Centri di calcolo in Svizzera: consumi e potenziale di efficientamento
Berna, 07.05.2026 — Nel 2024 il consumo di energia elettrica dei centri di calcolo in Svizzera ha rappresentato circa il 3,6 % del consumo totale di energia elettrica, ovvero 2,1 TWh. Entro il 2030 si prevede un aumento del consumo di energia elettrica compreso tra 2,5 e 3,2 TWh. È quanto emerge da un nuovo studio commissionato da SvizzeraEnergia, un programma dell’Ufficio federale dell’energia.

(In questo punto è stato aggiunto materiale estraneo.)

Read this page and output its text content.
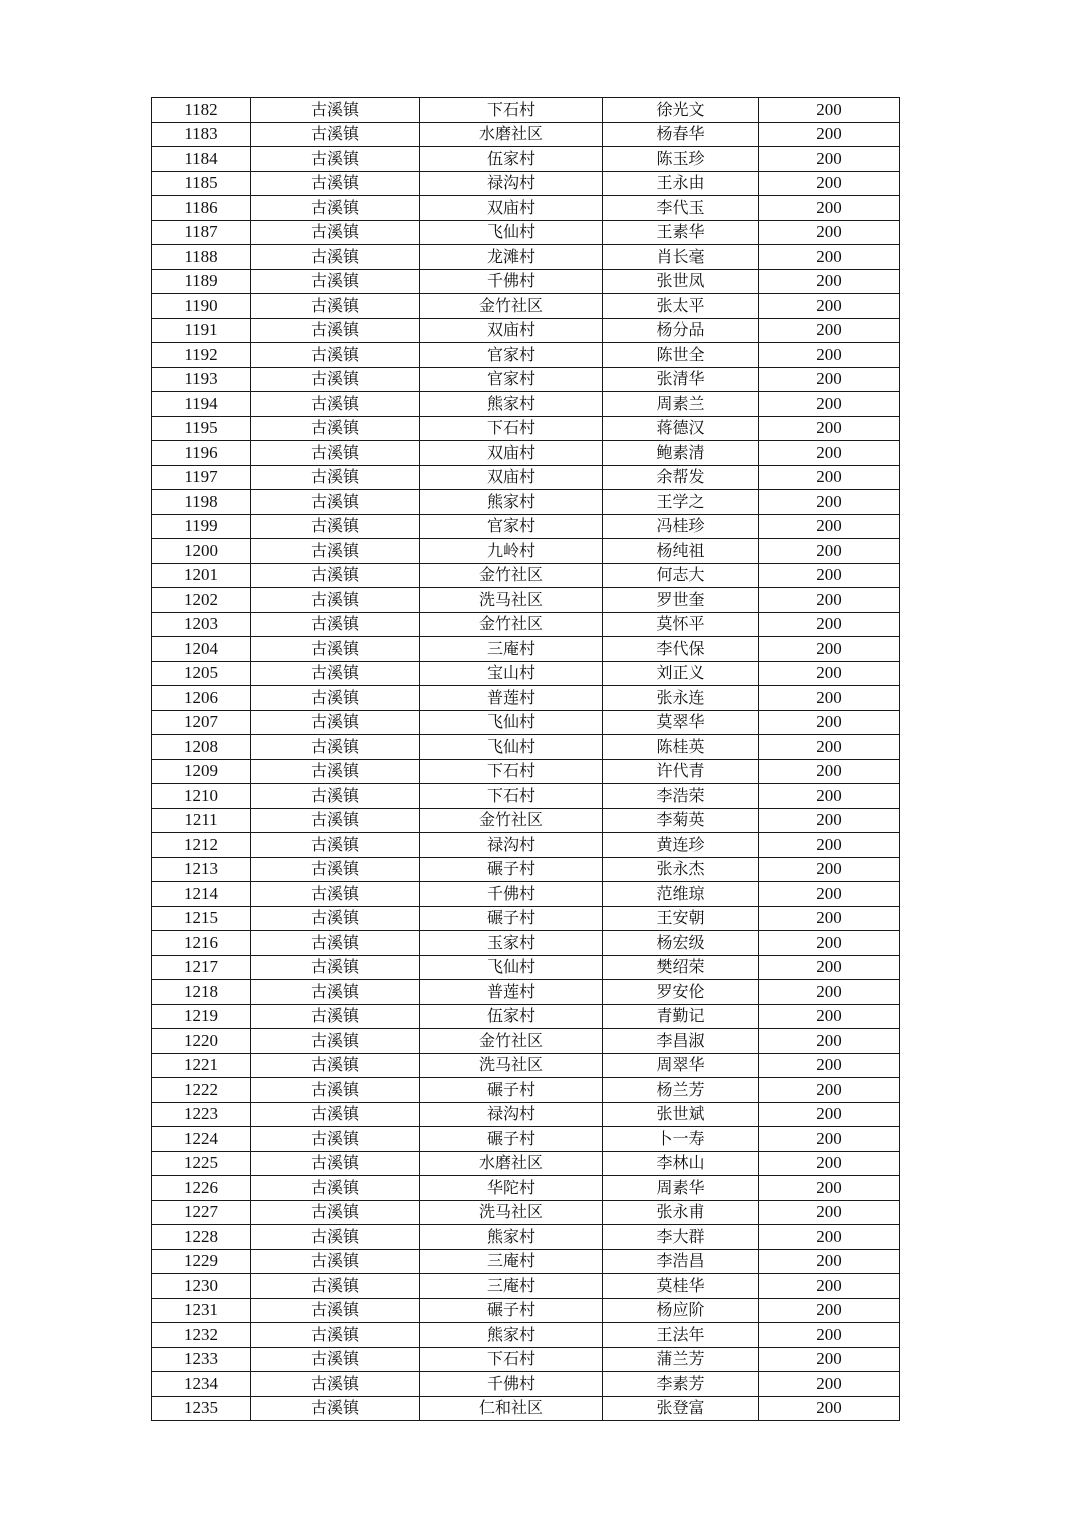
1182	古溪镇	下石村	徐光文	200
1183	古溪镇	水磨社区	杨春华	200
1184	古溪镇	伍家村	陈玉珍	200
1185	古溪镇	禄沟村	王永由	200
1186	古溪镇	双庙村	李代玉	200
1187	古溪镇	飞仙村	王素华	200
1188	古溪镇	龙滩村	肖长毫	200
1189	古溪镇	千佛村	张世凤	200
1190	古溪镇	金竹社区	张太平	200
1191	古溪镇	双庙村	杨分品	200
1192	古溪镇	官家村	陈世全	200
1193	古溪镇	官家村	张清华	200
1194	古溪镇	熊家村	周素兰	200
1195	古溪镇	下石村	蒋德汉	200
1196	古溪镇	双庙村	鲍素清	200
1197	古溪镇	双庙村	余帮发	200
1198	古溪镇	熊家村	王学之	200
1199	古溪镇	官家村	冯桂珍	200
1200	古溪镇	九岭村	杨纯祖	200
1201	古溪镇	金竹社区	何志大	200
1202	古溪镇	洗马社区	罗世奎	200
1203	古溪镇	金竹社区	莫怀平	200
1204	古溪镇	三庵村	李代保	200
1205	古溪镇	宝山村	刘正义	200
1206	古溪镇	普莲村	张永连	200
1207	古溪镇	飞仙村	莫翠华	200
1208	古溪镇	飞仙村	陈桂英	200
1209	古溪镇	下石村	许代青	200
1210	古溪镇	下石村	李浩荣	200
1211	古溪镇	金竹社区	李菊英	200
1212	古溪镇	禄沟村	黄连珍	200
1213	古溪镇	碾子村	张永杰	200
1214	古溪镇	千佛村	范维琼	200
1215	古溪镇	碾子村	王安朝	200
1216	古溪镇	玉家村	杨宏级	200
1217	古溪镇	飞仙村	樊绍荣	200
1218	古溪镇	普莲村	罗安伦	200
1219	古溪镇	伍家村	青勤记	200
1220	古溪镇	金竹社区	李昌淑	200
1221	古溪镇	洗马社区	周翠华	200
1222	古溪镇	碾子村	杨兰芳	200
1223	古溪镇	禄沟村	张世斌	200
1224	古溪镇	碾子村	卜一寿	200
1225	古溪镇	水磨社区	李林山	200
1226	古溪镇	华陀村	周素华	200
1227	古溪镇	洗马社区	张永甫	200
1228	古溪镇	熊家村	李大群	200
1229	古溪镇	三庵村	李浩昌	200
1230	古溪镇	三庵村	莫桂华	200
1231	古溪镇	碾子村	杨应阶	200
1232	古溪镇	熊家村	王法年	200
1233	古溪镇	下石村	蒲兰芳	200
1234	古溪镇	千佛村	李素芳	200
1235	古溪镇	仁和社区	张登富	200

Dall’ultimo studio del 2019 il consumo dei centri di calcolo è aumentato di circa il 20 %. Mentre i grandi centri di calcolo commerciali (44 % del consumo) hanno registrato una crescita significativa, il consumo di molti centri di calcolo interni alle imprese (56 % del consumo) è stagnante o in calo a seguito dell’aumento dell’efficienza e dell’esternalizzazione informatica verso il cloud o verso fornitori specializzati. È ciò che consente un aumento moderato.

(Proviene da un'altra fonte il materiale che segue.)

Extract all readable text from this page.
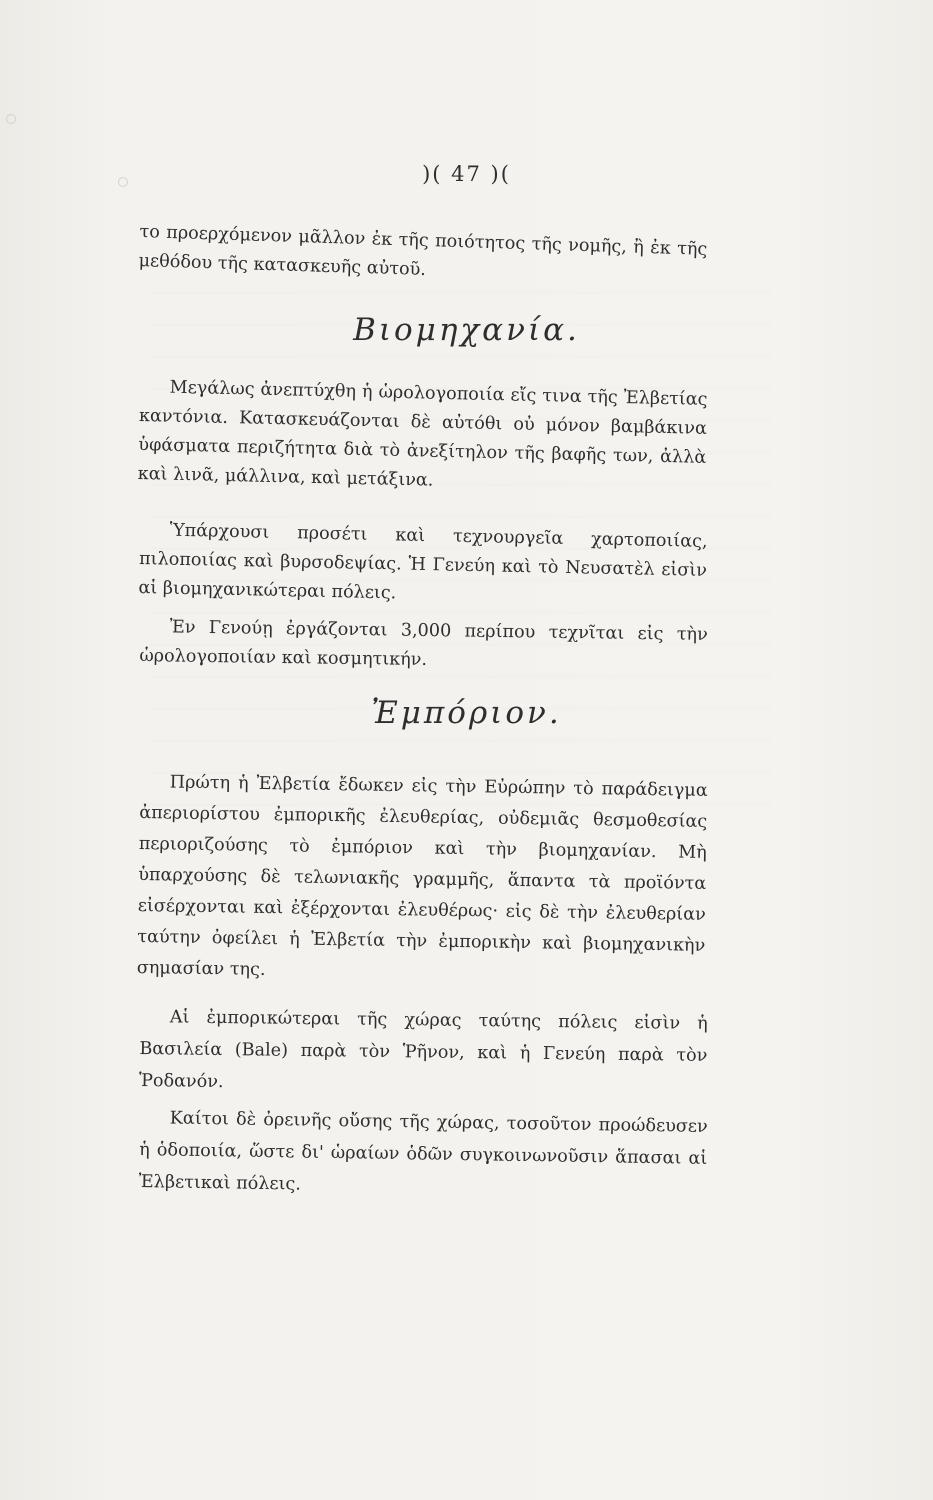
)( 47 )(

το προερχόμενον μᾶλλον ἐκ τῆς ποιότητος τῆς νομῆς, ἢ ἐκ τῆς μεθόδου τῆς κατασκευῆς αὐτοῦ.

Βιομηχανία.

Μεγάλως ἀνεπτύχθη ἡ ὡρολογοποιία εἴς τινα τῆς Ἐλβετίας καντόνια. Κατασκευάζονται δὲ αὐτόθι οὐ μόνον βαμβάκινα ὑφάσματα περιζήτητα διὰ τὸ ἀνεξίτηλον τῆς βαφῆς των, ἀλλὰ καὶ λινᾶ, μάλλινα, καὶ μετάξινα.

Ὑπάρχουσι προσέτι καὶ τεχνουργεῖα χαρτοποιίας, πιλοποιίας καὶ βυρσοδεψίας. Ἡ Γενεύη καὶ τὸ Νευσατὲλ εἰσὶν αἱ βιομηχανικώτεραι πόλεις.

Ἐν Γενούῃ ἐργάζονται 3,000 περίπου τεχνῖται εἰς τὴν ὡρολογοποιίαν καὶ κοσμητικήν.

Ἐμπόριον.

Πρώτη ἡ Ἐλβετία ἔδωκεν εἰς τὴν Εὐρώπην τὸ παράδειγμα ἀπεριορίστου ἐμπορικῆς ἐλευθερίας, οὐδεμιᾶς θεσμοθεσίας περιοριζούσης τὸ ἐμπόριον καὶ τὴν βιομηχανίαν. Μὴ ὑπαρχούσης δὲ τελωνιακῆς γραμμῆς, ἅπαντα τὰ προϊόντα εἰσέρχονται καὶ ἐξέρχονται ἐλευθέρως· εἰς δὲ τὴν ἐλευθερίαν ταύτην ὀφείλει ἡ Ἐλβετία τὴν ἐμπορικὴν καὶ βιομηχανικὴν σημασίαν της.

Αἱ ἐμπορικώτεραι τῆς χώρας ταύτης πόλεις εἰσὶν ἡ Βασιλεία (Bale) παρὰ τὸν Ῥῆνον, καὶ ἡ Γενεύη παρὰ τὸν Ῥοδανόν.

Καίτοι δὲ ὀρεινῆς οὔσης τῆς χώρας, τοσοῦτον προώδευσεν ἡ ὁδοποιία, ὥστε δι' ὡραίων ὁδῶν συγκοινωνοῦσιν ἅπασαι αἱ Ἐλβετικαὶ πόλεις.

Lo studio precedente del 2019 includeva anche le sale server, coprendo così un ambito più ampio. Per semplificare il sondaggio condotto, queste ultime sono state escluse dall’ultimo studio. A parità di perimetro, il consumo ammontava a 1,77 TWh, pari al 3,1 % del consumo elettrico svizzero dell'epoca. Il consumo è aumentato del 18 % tra il 2019 e il 2024 (con una crescita media del 3,4 % all'anno).
Il potenziale residuo di efficientamento energetico è stimato intorno allo 0,8 TWh, pari a quasi il 38 % del consumo totale dei centri di calcolo in Svizzera. Il margine di miglioramento è leggermente maggiore per le apparecchiature informatiche rispetto alle infrastrutture degli edifici.
L'intelligenza artificiale svolge attualmente un ruolo secondario.
Attualmente l’intelligenza artificiale svolge un ruolo minore nel consumo di elettricità in Svizzera. Solo i politecnici federali gestiscono un supercomputer di IA (il CSCS di Lugano) mentre le aziende e la popolazione utilizzano applicazioni di IA già addestrate e la Svizzera non ospita ancora centri dati dedicati all’addestramento dei cosiddetti large language model (modelli linguistici di grandi dimensioni), che ricorrono a infrastrutture di raffreddamento a liquido e richiedono una potenza di diverse centinaia di megawatt. I grandi data center costruiti in Svizzera sono stati finora destinati principalmente alle applicazioni cloud.
Secondo il suddetto rapporto il consumo di elettricità dei centri di calcolo in Svizzera, considerati tutti i tipi di utilizzo, potrebbe raggiungere tra i 2,5 TWh e i 3,2 TWh entro il 2030. Il consumo energetico dei data center commerciali potrebbe raddoppiare, se non addirittura triplicare: secondo tale scenario «massimo» il consumo dei centri di calcolo svizzeri potrebbe raggiungere i 3,5 TWh nel 2030 (ovvero il 6 % dell’elettricità consumata in Svizzera nel 2024). Nei prossimi anni l’UFE intende intensificare il monitoraggio del consumo e dell’efficienza dei centri di calcolo.